According to reports, Figure Technology has confirmed that its employees were tricked into having some customer files stolen. The company said the intrusion occurred when an internal account was used to download a limited batch of records. This breach was not caused by a flaw in the blockchain system, but by human error.
Reports said the stolen materials were later posted online by a group of hackers who claimed responsibility. The group is said to have released approximately 2.5GB of data after ransom negotiations broke down. This public waste quickly gained attention across the cryptocurrency and fintech space.
Customer name and contact information in the spill
Based on a report that examined a sample of the leaked files, the leaked data includes names, home addresses, dates of birth, and phone numbers. These are the types of details commonly used in identity fraud and targeted fraud.
The exact number of customers affected was not disclosed. The lack of this number leaves uncertainty about how large the fallout will be.
Security researchers have warned that even if bank accounts or cryptocurrency wallets have not been touched, personal data alone can pose serious risks. These types of breaches are often followed by phishing calls, fake loan offers, and account takeover attempts.
Total crypto market cap at $2.34 trillion on the daily chart: TradingView
Illustration hit by social engineering attack
Reports of the incident say the attackers used social engineering techniques to gain access to employee credentials or active sessions. Instead of breaking the code, they relied on deception. Once inside, the files were downloaded through the employee’s permissions.
The company said it detected suspicious activity and moved to block it. External forensic experts were brought in to examine system logs and determine what was accessed. A broader internal review is also underway.
Image: CybersecAsia
ShinyHunters claimed responsibility for the breach on the leaked site. The group has been implicated in past data breaches involving technology and financial companies. In this case, the data was released because the payment request was reportedly rejected.
Figure said the information would notify the customers involved. Free credit monitoring services are provided to those who receive formal notification. Affected individuals are advised to be on the lookout for unusual activity or unsolicited messages.
Security of funds and core services
The report said no lending operations or on-chain systems were compromised. The platform’s core financial infrastructure is not listed as being affected. Still, the disclosure of personal records carries some weight.
Financial companies remain frequently targeted because they maintain detailed customer files. A single employee account that falls into the wrong hands can open more doors than you expected. That lesson resurfaced here.
Regulators may seek further details in the coming weeks. Customers are waiting for clearer numbers.
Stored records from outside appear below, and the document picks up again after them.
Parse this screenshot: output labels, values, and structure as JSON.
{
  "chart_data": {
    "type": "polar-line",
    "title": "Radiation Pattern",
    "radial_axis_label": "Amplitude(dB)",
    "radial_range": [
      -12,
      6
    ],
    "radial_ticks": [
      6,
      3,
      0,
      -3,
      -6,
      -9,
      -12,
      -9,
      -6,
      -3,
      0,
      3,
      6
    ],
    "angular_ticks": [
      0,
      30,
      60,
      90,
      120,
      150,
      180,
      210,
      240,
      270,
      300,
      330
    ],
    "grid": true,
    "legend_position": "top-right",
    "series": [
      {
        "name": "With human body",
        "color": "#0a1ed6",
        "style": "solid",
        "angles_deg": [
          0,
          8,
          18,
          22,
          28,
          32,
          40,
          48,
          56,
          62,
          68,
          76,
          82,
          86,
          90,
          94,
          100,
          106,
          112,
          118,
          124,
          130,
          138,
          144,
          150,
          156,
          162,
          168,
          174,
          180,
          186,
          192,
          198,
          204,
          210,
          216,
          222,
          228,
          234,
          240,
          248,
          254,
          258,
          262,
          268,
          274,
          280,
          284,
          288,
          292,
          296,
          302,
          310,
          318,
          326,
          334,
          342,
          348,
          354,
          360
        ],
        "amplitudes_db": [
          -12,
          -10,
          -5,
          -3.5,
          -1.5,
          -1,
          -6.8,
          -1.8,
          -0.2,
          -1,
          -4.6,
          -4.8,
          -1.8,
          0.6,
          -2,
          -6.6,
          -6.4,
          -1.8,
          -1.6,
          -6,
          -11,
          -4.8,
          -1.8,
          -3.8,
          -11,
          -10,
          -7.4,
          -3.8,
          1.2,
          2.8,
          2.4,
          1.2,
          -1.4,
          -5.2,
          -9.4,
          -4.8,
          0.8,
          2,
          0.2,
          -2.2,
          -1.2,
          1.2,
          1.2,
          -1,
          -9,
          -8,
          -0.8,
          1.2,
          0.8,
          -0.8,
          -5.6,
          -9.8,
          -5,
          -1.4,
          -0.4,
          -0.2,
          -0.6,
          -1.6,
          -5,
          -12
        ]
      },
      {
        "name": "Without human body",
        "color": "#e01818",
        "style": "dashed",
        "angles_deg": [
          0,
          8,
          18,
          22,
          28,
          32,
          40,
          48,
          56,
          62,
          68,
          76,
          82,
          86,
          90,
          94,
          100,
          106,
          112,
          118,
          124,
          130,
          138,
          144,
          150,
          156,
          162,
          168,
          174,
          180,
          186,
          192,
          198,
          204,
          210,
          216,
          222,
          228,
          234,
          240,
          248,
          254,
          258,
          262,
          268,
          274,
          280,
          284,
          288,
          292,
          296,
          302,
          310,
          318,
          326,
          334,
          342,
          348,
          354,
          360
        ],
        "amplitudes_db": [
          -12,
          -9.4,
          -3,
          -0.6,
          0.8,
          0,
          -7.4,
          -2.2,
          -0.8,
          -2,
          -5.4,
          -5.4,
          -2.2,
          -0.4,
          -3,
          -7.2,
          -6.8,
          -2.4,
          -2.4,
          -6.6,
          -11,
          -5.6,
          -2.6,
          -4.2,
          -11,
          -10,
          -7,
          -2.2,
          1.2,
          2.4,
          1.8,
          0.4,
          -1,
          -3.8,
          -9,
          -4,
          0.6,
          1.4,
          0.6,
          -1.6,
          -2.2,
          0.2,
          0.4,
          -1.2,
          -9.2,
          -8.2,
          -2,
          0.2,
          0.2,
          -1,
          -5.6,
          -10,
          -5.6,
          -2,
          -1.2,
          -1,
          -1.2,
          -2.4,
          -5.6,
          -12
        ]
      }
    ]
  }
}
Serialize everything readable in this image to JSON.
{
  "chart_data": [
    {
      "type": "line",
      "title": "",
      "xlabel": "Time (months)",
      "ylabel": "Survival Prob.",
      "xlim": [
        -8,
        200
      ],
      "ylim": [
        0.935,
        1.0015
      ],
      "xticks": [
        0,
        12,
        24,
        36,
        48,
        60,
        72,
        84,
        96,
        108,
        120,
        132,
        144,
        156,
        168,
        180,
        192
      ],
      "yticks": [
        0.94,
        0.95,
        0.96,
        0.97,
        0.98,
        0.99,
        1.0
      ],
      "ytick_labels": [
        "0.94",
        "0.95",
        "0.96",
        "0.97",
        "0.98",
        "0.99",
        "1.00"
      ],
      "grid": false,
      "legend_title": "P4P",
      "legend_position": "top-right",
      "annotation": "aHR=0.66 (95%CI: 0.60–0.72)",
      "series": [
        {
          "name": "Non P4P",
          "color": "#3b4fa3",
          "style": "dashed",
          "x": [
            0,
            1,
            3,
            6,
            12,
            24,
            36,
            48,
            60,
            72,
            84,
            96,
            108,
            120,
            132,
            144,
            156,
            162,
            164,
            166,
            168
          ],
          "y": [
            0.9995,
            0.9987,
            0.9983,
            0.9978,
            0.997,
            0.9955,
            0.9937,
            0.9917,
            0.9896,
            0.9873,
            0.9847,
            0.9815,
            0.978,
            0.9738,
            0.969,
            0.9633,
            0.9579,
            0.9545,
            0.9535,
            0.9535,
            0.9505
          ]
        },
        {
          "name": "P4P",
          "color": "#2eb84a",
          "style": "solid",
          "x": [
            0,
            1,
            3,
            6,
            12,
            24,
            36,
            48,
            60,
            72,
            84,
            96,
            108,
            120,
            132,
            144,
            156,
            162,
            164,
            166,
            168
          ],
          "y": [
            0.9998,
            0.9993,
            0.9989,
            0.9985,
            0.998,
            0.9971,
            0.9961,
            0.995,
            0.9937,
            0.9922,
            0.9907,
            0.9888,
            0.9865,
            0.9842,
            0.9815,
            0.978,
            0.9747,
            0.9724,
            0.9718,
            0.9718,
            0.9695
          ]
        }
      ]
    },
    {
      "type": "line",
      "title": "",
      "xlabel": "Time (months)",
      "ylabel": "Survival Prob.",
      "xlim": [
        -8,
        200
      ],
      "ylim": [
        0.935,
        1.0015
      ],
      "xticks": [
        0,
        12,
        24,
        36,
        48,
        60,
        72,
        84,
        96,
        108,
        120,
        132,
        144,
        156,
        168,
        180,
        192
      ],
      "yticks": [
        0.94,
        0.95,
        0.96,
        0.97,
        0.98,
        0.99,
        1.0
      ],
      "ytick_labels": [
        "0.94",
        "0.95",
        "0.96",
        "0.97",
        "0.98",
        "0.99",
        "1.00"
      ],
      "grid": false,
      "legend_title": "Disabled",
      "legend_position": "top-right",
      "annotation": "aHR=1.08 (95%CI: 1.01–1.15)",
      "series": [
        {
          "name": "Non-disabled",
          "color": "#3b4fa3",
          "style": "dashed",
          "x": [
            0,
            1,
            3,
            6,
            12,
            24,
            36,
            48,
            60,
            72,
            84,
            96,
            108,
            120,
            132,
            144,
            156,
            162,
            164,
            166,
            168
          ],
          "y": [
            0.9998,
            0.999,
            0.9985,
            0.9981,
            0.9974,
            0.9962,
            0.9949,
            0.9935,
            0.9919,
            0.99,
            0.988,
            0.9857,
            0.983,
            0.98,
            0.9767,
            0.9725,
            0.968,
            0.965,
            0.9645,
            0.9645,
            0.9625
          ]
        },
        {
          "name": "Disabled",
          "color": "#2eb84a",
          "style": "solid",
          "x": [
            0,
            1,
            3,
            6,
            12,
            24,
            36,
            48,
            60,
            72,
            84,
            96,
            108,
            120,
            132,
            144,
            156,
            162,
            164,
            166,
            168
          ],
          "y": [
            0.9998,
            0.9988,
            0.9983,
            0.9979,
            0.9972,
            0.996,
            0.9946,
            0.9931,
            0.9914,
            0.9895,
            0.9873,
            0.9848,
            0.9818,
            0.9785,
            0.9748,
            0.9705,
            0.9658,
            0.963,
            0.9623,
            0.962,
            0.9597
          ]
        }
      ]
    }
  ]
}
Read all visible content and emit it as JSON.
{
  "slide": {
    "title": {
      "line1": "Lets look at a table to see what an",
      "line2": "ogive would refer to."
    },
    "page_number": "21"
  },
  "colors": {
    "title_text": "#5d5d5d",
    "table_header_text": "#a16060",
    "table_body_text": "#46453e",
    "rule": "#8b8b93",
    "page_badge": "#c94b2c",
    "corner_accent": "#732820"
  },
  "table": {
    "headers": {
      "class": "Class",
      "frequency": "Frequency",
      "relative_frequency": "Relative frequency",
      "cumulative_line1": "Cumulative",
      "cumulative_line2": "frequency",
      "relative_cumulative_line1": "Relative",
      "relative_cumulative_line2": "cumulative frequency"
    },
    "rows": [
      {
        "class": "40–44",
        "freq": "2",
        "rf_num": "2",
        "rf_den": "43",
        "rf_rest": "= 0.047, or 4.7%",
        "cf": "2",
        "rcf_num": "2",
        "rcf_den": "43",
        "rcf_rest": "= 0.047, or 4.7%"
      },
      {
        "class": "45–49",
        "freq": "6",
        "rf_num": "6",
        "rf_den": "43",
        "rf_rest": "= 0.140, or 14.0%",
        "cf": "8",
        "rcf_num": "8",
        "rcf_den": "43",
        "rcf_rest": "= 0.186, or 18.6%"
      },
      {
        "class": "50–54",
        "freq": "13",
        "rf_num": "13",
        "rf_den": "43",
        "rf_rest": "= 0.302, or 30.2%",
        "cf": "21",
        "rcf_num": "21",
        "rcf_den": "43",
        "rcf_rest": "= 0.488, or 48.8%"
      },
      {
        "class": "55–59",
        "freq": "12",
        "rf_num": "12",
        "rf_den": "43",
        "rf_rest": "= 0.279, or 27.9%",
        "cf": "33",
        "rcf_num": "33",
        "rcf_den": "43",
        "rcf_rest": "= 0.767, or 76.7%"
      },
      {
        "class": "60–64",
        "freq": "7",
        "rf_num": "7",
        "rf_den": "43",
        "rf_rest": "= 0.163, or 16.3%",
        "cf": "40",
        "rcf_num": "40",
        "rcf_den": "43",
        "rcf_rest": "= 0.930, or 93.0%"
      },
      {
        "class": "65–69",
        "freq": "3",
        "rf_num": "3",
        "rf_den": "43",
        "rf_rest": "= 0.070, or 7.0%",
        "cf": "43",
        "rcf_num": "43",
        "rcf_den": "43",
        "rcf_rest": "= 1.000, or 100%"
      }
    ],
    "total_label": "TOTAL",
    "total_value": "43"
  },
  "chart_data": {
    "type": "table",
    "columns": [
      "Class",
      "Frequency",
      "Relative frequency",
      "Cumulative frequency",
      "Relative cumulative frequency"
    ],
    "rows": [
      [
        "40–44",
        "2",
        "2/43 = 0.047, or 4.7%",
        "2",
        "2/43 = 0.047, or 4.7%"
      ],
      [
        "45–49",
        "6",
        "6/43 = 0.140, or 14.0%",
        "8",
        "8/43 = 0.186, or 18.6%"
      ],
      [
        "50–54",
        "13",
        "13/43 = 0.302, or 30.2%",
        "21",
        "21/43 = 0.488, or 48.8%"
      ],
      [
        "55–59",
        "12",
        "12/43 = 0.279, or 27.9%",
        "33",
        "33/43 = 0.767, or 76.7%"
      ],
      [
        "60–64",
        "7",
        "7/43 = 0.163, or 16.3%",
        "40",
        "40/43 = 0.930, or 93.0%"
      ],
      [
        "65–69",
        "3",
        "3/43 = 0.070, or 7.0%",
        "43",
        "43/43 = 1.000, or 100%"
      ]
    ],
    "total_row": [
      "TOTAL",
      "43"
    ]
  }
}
The long-term costs, both financial and reputational, depend on how widely data is disseminated and how quickly protective measures are taken.
Featured image from Yahoo Finance, chart from TradingView
editing process for bitcoinist is focused on providing thoroughly researched, accurate, and unbiased content. We adhere to strict sourcing standards, and each page is carefully reviewed by our team of top technology experts and experienced editors. This process ensures the integrity, relevance, and value of your content to your readers.